Emphasizing that Christianity does not have a patent on such religious innovators, Cox also references Gandhi, who “led nonviolent bands of “untouchables” into the Hindu temple precincts from which the higher castes banned them.

It may seem a bit much to compare thirty seconds of amateurish dancing and shouting with such heroes of the faith. In most cases, the dramatic interventions of true religious revolutionaries are the result of long-standing oppositional practices. Though the stool-throwing woman in Edinburgh might be a distant ancestor of Pussy Riot, Cox is closer to the mark when he notes that the group stands within the Orthodox tradition of the yurodivy, or “holy fools.” “Orthodox theologians for centuries have recognized this as an authentic from of asceticism. Holy fools are not dismissed as crazy or criminal, but as people who, in using annoying or provocative acts, are saying something people need to hear.”

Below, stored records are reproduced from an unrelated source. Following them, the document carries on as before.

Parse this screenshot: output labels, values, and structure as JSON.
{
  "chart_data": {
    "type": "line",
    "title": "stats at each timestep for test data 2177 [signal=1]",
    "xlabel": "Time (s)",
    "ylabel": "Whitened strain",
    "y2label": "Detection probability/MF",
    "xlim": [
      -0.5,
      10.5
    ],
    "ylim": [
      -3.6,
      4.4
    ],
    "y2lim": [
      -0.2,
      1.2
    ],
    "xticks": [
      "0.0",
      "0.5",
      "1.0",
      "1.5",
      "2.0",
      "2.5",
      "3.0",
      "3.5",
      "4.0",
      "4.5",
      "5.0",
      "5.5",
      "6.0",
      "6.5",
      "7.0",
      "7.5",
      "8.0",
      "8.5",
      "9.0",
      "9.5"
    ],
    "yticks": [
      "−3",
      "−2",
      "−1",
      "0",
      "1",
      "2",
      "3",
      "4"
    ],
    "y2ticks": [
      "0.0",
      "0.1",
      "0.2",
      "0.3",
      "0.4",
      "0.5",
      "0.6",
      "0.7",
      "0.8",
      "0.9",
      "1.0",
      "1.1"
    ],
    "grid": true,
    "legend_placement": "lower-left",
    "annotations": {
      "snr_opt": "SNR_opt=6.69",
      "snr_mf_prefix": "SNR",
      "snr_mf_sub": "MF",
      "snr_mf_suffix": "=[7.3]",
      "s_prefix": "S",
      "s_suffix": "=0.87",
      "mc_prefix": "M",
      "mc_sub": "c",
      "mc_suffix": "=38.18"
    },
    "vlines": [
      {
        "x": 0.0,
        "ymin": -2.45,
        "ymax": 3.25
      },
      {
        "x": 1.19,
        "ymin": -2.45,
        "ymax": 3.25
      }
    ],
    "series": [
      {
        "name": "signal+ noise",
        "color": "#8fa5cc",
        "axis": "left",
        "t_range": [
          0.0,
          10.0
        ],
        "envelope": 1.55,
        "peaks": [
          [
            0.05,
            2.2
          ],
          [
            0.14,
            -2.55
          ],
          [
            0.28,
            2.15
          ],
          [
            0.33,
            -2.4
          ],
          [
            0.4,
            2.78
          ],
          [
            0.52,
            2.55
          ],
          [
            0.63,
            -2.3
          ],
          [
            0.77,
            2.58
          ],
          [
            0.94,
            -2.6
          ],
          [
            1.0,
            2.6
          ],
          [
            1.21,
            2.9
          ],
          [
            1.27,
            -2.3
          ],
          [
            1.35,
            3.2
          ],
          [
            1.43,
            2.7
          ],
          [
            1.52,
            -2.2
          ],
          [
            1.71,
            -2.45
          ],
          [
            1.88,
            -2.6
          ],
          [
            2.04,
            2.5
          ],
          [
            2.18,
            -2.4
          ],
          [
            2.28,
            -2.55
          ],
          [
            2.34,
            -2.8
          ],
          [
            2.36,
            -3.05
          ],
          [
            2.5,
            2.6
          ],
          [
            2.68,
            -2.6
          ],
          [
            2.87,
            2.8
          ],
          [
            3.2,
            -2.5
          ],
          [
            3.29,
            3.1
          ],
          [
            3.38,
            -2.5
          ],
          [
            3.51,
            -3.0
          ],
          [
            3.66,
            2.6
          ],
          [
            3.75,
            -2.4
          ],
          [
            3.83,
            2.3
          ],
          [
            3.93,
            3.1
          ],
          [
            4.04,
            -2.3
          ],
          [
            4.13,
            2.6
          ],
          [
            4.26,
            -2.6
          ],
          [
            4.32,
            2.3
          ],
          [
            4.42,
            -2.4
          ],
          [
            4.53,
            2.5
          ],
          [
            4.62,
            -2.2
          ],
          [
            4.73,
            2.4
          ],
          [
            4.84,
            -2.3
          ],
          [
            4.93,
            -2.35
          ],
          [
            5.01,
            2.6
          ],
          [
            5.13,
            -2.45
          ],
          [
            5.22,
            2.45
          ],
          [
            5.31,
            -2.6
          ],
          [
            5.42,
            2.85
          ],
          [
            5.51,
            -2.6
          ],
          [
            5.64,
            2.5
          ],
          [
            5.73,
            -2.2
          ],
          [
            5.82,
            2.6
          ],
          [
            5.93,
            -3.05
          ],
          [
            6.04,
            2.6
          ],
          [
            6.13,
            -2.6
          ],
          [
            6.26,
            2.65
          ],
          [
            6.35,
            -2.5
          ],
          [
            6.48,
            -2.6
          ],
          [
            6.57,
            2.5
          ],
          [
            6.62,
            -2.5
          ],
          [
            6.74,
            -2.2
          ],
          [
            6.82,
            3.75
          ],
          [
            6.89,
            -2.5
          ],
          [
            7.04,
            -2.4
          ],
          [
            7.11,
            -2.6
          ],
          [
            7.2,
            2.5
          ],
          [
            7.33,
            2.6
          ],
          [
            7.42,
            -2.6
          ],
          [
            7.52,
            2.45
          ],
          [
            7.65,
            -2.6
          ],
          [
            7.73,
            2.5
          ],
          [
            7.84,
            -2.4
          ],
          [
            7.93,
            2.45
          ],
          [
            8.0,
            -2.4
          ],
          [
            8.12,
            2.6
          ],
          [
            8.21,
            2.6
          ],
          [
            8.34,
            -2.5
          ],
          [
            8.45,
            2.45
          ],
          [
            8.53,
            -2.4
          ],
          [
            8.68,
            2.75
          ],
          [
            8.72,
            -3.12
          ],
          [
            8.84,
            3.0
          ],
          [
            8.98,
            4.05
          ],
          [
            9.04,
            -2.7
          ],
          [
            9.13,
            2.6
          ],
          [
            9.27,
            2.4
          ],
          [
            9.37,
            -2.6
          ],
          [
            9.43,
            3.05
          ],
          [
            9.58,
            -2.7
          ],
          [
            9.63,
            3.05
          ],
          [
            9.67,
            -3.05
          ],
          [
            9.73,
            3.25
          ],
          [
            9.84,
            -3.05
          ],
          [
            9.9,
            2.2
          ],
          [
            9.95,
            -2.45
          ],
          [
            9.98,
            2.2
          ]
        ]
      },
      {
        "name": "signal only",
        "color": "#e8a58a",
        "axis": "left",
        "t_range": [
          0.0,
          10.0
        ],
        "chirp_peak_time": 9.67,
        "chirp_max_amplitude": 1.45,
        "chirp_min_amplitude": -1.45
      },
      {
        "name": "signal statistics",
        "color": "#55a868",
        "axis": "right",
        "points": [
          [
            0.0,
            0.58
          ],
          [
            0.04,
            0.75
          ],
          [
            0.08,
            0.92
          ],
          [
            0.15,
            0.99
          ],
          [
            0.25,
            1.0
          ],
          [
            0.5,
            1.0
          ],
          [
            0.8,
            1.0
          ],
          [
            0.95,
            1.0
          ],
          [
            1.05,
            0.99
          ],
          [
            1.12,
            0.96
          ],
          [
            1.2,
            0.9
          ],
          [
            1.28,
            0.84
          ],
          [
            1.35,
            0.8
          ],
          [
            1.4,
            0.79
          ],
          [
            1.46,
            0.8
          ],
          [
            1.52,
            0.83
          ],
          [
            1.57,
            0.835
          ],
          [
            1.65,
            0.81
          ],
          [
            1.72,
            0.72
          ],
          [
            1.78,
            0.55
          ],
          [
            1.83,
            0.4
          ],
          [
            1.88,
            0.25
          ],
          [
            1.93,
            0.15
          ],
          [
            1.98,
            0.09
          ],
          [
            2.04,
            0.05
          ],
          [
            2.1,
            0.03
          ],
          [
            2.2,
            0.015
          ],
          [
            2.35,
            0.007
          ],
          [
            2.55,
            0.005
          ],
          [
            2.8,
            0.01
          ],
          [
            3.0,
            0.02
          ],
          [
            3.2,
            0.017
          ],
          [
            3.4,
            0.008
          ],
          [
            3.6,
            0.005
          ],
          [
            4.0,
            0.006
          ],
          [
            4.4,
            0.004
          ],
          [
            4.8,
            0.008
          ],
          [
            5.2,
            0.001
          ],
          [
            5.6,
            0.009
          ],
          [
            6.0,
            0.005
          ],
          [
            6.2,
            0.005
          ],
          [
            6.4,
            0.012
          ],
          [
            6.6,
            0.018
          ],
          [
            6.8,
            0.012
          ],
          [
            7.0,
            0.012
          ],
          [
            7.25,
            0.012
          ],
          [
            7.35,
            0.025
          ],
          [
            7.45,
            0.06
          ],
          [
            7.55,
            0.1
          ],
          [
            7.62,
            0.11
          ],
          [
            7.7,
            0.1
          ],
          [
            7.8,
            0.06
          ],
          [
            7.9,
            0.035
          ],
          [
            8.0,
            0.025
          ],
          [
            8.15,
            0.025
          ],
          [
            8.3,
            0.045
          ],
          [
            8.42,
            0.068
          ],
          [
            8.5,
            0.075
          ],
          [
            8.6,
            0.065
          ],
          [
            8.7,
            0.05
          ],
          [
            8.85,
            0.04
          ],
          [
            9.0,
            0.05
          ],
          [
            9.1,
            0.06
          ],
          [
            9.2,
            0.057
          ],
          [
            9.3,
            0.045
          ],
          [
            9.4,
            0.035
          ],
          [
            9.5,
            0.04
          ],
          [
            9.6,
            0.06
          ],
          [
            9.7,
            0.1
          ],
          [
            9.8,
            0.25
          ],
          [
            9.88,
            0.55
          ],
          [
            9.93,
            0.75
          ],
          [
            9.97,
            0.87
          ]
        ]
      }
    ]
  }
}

Does Pussy Riot hate religion or love it? Or merely respect it? Are they threats to the state or its victims? Is their Gospel-inflected self-defense opportunistic or genuine? Are they punks, prophets or holy fools? Is the event itself an example of a resurgent secularism or a resurgent religion? These questions and—to use Alyokhina’s word—conflicts are playing out simultaneously in a Russia lurching toward modernity and in a media sphere that exists (almost) everywhere but nowhere in particular. This suggests how much we need a truly global analysis of both secularism and religion.

[Thanks to Anahid Nersessian for first calling my attention to the religious and secular dimensions of this event.]